Por mais que tentemos, nunca será possível comparar a dimensão das coisas humanas com a incomensurável dimensão das coisas divinas. E aqui digo “coisas” no seu significado mais lato e profundo, que é tudo aquilo que diz respeito ao homem e que com ele se relaciona. Se eu me servir de uma realidade humana, compreensível e natural, para tentar fazer compreender qualquer dos mistérios de Deus, falho redondamente. Porque, embora fazendo naturalmente parte da vida do homem, esse mistério é sempre sobrenatural e, como tal, não se poderá exprimir por palavras – só a fé, o acreditar e render-se à turbulência amorosa que provoca no coração, o poderá fazer sentir. Sem palavras que o consigam exprimir. No entanto, para haver comunicação e sintonia com o humano e com o divino, com o mundo que nos cerca e com o universo que nos enche o peito, nunca será demais, bebendo na nascente dos dons do Espírito, fazer desaguar nos outros o rio de palavras possíveis para tentar dizer aquilo que sentimos.
A verdade que procuramos poderá ser ajuda na busca da verdade que outros procurem. A torrente do rio caudaloso que nos atravessa poderá tornar fecundas as margens de rios outros, de outras margens. E é isso que me leva a dar testemunho do meu desassossego e da minha busca.
Ao rezar o pai-nosso, fiz sempre o esforço de tentar aprofundar esta expressão para além do que ela humanamente me dizia. Contornava as palavras “pai”, “paizinho”, “abba”, “papá”, e apenas conseguia fazer um sulco maior à sua volta. Pensava no carinho do meu pai, na ternura do meu avô e em tudo o que eles tinham contribuído para o meu crescimento. Lia, letra a letra, sentimento por sentimento, o meu papel de pai de quatro filhas, o meu poema de amor pelos meus oito netos, o meu livro de rimas pelos meus três bisnetos, ansioso pelo quarto que não tarda a chegar. Juntava a tudo isto o amor de todos os pais do mundo, e punha tudo num dos pratos da balança. No outro, o amor do Pai nosso. E sempre este prato pesava (e pesa) mais. Eu queria, comparando com o amor de todos os pais, de todos os avós, de todos os bisavós e trisavós, aproximar-me e tocar no amor do Pai. Por mais voltas que desse, sentia sempre que esse Pai era, tinha de ser, outra coisa. Que nunca, apenas através do amor humano dos pais, conseguiria penetrar no amor divino do Pai. Claro que esse amor do Pai é gerador e correia de transmissão do amor dos pais. Mas precisamos da ajuda do fogo de amor do Espírito Santo, a arder nos nossos corações, para o entendermos. O dom da sabedoria do Espírito manifesta-se, não na ciência ou na evolução tecnológica, mas sim na sabedoria do humilde entendimento das coisas de Deus.

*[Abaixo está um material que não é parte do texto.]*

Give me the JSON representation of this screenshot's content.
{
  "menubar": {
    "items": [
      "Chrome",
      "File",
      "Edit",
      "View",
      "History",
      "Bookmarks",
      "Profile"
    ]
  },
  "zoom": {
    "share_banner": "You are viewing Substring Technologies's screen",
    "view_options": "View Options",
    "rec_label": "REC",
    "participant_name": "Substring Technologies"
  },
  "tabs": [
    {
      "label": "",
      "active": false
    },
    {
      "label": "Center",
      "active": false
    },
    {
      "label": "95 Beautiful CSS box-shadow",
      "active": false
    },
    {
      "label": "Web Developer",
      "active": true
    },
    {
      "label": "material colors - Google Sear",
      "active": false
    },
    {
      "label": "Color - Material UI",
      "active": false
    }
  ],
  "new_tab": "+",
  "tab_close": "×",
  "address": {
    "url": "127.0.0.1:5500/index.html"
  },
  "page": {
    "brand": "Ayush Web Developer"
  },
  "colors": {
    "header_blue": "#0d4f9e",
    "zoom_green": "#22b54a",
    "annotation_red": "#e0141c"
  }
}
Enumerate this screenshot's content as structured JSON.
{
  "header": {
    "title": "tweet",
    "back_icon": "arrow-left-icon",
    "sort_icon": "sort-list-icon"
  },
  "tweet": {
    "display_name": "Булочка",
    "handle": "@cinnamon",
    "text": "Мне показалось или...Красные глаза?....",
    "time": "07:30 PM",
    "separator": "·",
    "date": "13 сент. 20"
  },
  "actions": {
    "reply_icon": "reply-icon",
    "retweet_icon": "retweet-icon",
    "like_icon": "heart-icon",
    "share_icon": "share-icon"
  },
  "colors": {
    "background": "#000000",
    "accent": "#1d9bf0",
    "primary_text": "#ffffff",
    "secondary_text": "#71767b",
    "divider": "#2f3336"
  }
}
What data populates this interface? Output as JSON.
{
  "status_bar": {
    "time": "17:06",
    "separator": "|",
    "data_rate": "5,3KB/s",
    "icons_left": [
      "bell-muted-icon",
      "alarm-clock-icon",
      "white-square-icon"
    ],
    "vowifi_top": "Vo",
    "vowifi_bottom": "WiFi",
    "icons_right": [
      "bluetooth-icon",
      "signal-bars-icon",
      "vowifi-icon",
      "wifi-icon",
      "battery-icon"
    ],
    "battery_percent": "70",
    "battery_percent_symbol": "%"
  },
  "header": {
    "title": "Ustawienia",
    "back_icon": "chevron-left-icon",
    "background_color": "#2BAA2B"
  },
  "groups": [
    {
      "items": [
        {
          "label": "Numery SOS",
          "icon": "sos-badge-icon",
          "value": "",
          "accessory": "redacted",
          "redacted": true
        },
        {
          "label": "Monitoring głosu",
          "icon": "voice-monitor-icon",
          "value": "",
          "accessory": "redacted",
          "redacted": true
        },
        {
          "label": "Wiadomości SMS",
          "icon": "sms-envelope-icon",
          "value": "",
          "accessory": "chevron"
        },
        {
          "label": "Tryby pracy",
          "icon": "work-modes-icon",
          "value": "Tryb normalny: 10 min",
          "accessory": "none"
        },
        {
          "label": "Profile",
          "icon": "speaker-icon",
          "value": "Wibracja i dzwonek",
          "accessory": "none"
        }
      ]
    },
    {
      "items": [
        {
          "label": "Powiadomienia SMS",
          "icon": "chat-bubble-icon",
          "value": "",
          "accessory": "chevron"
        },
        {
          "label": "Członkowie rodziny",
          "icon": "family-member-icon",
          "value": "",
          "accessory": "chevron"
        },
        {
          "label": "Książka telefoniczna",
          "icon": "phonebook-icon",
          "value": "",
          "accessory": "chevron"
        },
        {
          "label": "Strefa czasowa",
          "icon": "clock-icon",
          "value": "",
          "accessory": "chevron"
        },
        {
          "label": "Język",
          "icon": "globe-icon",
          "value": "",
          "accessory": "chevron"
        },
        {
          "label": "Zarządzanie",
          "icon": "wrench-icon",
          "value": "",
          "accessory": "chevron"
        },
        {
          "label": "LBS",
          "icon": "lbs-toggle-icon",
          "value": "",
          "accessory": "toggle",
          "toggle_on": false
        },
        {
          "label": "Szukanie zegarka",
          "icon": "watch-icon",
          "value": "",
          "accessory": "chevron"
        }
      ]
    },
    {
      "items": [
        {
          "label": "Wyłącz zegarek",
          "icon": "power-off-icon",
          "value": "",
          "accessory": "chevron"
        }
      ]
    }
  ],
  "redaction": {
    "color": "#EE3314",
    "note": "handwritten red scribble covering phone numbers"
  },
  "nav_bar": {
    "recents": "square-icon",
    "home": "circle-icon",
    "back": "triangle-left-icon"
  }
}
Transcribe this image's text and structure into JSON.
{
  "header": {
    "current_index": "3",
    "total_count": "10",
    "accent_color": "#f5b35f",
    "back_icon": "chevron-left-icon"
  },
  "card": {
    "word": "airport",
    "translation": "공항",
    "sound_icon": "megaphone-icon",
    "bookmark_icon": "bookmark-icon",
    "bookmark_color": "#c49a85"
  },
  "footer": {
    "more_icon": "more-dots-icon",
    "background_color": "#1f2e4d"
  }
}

E foi esse dom que me empurrou para “o princípio”, não para “o agora”, mas para “o sempre”. Para a raiz da existência, de algo que nos transcende, mas do qual participamos. Para a origem do homem, que sempre existiu na mente de um Deus que é Trindade e Família, que é Pai e é Filho, os quais se amam com tal intensidade, reciprocidade e entrega amorosa, que geram o Espírito que os une, que transmite e cria a vida dos homens, mas também a vida de todas as criaturas, a respiração do mundo. O Pai nosso é criador e progenitor. De todos e de tudo. Anterior a tudo e a todos porque antes do princípio já Ele existia. Fora do tempo porque é eterno. E é deste Pai nosso assombroso, do “big-bang” da explosão do encontro do Seu amor com a Sua vontade, que todos nós fomos criados. E toda esta Beleza divina que nos rodeia e comove. É um Pai cósmico. Que brilha em todas as constelações e nas mais insondáveis galáxias. Pelo mistério do Seu amor, criador do infinitamente grande e do infinitamente pequeno. E não há nada que, humanamente, possamos comparar a este nosso Pai.
Para além destas razões (e daquelas onde, com a luz da sabedoria do Espírito, cada um poderá chegar) há uma outra de igual valor para o cristão. Foi Jesus Cristo que nos ensinou a rezar o pai-nosso. E ao fazê-lo, ao invocar Deus como Pai, deu-nos as mãos e fechou o círculo universal dos filhos desse Pai de que Ele é o primogénito. Declarando-se nosso irmão, e declarando-nos filhos do mesmo Seu/nosso Pai. Depois, pelo batismo, fomos enxertados no Filho pelo fogo do Espírito Santo – que nos deu uma nova vida e, no Filho, nos tornou filhos do Pai. A santidade desta filiação é a coroa de glória que nos exorta a viver em graça, que é a participação na vida divina.